DB setup in local machine using Docker

docker run -it --rm -p "5432:5432" \
-e POSTGRES_USER=user1 \
-e POSTGRES_PASS=password1 \
-e POSTGRES_DBNAME=postgres,geosadak \
-v /DISKPATH/docker-postgres-geosadak/data:/var/lib/postgresql \
-v /DISKPATH/docker-postgres-geosadak/pg_wal:/opt/postgres/pg_wal \
-e DEFAULT_ENCODING="UTF8" \
-e DEFAULT_COLLATION="en_US.UTF-8" \
-e DEFAULT_CTYPE="en_US.UTF-8" \
-e PASSWORD_AUTHENTICATION="md5" \
-e POSTGRES_INITDB_WALDIR=/opt/postgres/pg_wal \
-e POSTGRES_MULTIPLE_EXTENSIONS=postgis \
-e ALLOW_IP_RANGE='0.0.0.0/0' \
kartoza/postgis:14-3.2

Notes:

  • postgresql + postgis docker image taken from https://registry.hub.docker.com/r/kartoza/postgis , but there was one change as detailed at https://stackoverflow.com/a/64978644/4355695 to make the data persistence happen
  • -p 5432:5432 : in case the 5432 port num on your system is occupied, change the left side number here to map another free port to the dockerized DB. Don't change the right side number.
  • assuming admin user as "user1" and password as "password1" and DB name as "geosadak", replace accordingly at your end
  • using -v to mount the DB data on local folders, so that it's still there the next time you start this docker db
  • below command is for command prompt Terminal on Linux/Ubuntu machines, assuming docker is properly installed and the logged in user has docker access.
  • On windows some syntax might vary; check and convert accordingly.
  • the \ at the end is just to tell the OS that there's more on the next line (newline operator in shell script)

DB setup, without docker

This is if you have installed PostGreSQL in a ubuntu machine, or a ubuntu webserver in EC2, DigitalOcean, Hetzner, SSDnodes etc.

Get into the psql shell:

su - postgres
psql

Creating a master user

createuser --interactive --pwprompt;

will get following prompts

Enter name of role to add: geosadak_admin
Enter password for new role: 
Enter it again: 
Shall the new role be a superuser? (y/n) n
Shall the new role be allowed to create databases? (y/n) n
Shall the new role be allowed to create more new roles? (y/n) y

Creating new db "geosadak":

createdb -O geosadak_admin geosadak;

Enable postgis extension in the DB: https://postgis.net/install/

\connect geosadak;
CREATE EXTENSION postgis;

Ok all set, get out of the psql shell and postgresql user account and back to your regular user

exit
exit

Using PGAdmin tool to manage the DB

Once this is started, start PgAdmin DB management tool (https://www.pgadmin.org/)

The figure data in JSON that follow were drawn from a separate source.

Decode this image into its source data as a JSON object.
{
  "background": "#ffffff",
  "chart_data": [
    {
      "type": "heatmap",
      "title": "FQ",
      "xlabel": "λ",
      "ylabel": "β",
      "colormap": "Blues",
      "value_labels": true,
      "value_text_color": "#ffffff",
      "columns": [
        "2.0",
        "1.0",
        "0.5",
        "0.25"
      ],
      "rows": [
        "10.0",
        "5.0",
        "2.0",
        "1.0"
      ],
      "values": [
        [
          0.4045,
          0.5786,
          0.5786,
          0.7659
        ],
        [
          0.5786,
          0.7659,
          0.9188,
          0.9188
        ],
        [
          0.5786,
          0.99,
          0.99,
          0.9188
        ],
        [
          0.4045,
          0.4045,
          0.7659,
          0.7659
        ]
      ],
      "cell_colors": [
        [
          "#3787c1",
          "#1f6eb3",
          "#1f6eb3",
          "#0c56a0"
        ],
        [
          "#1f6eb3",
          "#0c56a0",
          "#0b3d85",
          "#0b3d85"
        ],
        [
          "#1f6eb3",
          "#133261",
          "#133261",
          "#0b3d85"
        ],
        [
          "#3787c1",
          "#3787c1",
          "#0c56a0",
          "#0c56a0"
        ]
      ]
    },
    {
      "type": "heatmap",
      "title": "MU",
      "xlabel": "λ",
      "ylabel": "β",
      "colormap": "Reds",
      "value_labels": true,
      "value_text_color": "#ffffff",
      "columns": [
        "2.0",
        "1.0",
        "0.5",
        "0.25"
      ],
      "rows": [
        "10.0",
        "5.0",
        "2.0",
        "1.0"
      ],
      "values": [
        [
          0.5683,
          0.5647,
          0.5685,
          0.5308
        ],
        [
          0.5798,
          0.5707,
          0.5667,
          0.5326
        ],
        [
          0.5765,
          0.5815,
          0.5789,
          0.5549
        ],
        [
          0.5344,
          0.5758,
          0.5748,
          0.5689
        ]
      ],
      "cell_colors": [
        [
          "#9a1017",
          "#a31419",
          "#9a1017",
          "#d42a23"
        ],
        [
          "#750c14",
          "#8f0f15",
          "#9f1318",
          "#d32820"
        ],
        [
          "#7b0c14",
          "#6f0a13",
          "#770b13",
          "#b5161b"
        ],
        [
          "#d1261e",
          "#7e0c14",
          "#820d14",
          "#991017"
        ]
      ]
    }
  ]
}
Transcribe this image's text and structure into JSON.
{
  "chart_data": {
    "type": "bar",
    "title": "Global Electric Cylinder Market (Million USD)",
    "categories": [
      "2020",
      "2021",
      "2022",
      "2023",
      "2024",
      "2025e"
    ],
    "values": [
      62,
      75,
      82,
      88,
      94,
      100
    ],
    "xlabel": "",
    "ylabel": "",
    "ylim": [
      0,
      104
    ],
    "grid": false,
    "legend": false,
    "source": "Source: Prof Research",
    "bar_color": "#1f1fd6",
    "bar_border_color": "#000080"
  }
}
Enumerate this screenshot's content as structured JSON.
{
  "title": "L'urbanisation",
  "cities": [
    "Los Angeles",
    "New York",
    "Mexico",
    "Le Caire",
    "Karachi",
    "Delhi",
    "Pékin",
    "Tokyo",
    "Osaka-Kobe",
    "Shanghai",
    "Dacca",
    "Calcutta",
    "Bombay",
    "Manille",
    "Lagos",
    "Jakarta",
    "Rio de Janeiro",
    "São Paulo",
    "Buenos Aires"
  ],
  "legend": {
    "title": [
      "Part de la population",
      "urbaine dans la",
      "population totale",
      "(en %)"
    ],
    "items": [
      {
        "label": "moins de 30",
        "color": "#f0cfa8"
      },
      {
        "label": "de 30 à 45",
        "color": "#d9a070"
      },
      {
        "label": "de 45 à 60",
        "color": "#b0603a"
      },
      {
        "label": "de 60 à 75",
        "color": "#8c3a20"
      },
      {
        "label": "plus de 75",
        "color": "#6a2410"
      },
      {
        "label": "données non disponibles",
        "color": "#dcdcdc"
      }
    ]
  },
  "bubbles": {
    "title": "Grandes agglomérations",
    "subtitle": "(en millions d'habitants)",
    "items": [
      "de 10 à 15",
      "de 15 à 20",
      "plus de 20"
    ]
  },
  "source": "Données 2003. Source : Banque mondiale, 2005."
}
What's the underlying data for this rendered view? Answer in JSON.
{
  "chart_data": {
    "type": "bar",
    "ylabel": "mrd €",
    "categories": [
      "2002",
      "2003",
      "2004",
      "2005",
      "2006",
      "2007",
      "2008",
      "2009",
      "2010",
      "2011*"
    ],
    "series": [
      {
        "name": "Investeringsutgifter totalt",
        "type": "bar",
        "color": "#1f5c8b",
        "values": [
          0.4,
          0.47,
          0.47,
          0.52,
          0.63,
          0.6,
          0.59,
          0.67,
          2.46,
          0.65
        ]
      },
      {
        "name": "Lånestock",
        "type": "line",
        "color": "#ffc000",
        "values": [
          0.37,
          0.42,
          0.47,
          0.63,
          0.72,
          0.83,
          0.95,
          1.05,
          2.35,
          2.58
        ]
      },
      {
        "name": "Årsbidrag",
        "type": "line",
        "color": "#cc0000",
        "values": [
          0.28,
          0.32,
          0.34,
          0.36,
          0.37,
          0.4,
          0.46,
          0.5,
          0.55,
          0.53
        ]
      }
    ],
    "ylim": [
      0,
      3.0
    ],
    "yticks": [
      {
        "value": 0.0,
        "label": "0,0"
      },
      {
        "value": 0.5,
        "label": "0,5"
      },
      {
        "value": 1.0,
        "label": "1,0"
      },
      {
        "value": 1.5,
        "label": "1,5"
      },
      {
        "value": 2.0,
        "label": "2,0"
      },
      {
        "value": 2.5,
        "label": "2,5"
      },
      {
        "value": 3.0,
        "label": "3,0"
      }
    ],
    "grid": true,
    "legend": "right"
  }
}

  • connect to this DB (server: localhost, user:user1, pw: password1, rest all leave as-is ),
  • get on the "geosadak" DB
  • right-click, open query window
  • Run queries like: select * from road where "BLOCK_ID" = '2571'
  • On the geometry column, you'll see an eye button at end. Click it to see the query results in map view.

Note: PGAdmin is one way; you can also use other ways to connect to the DB and query the tables, like in a python program / notebook.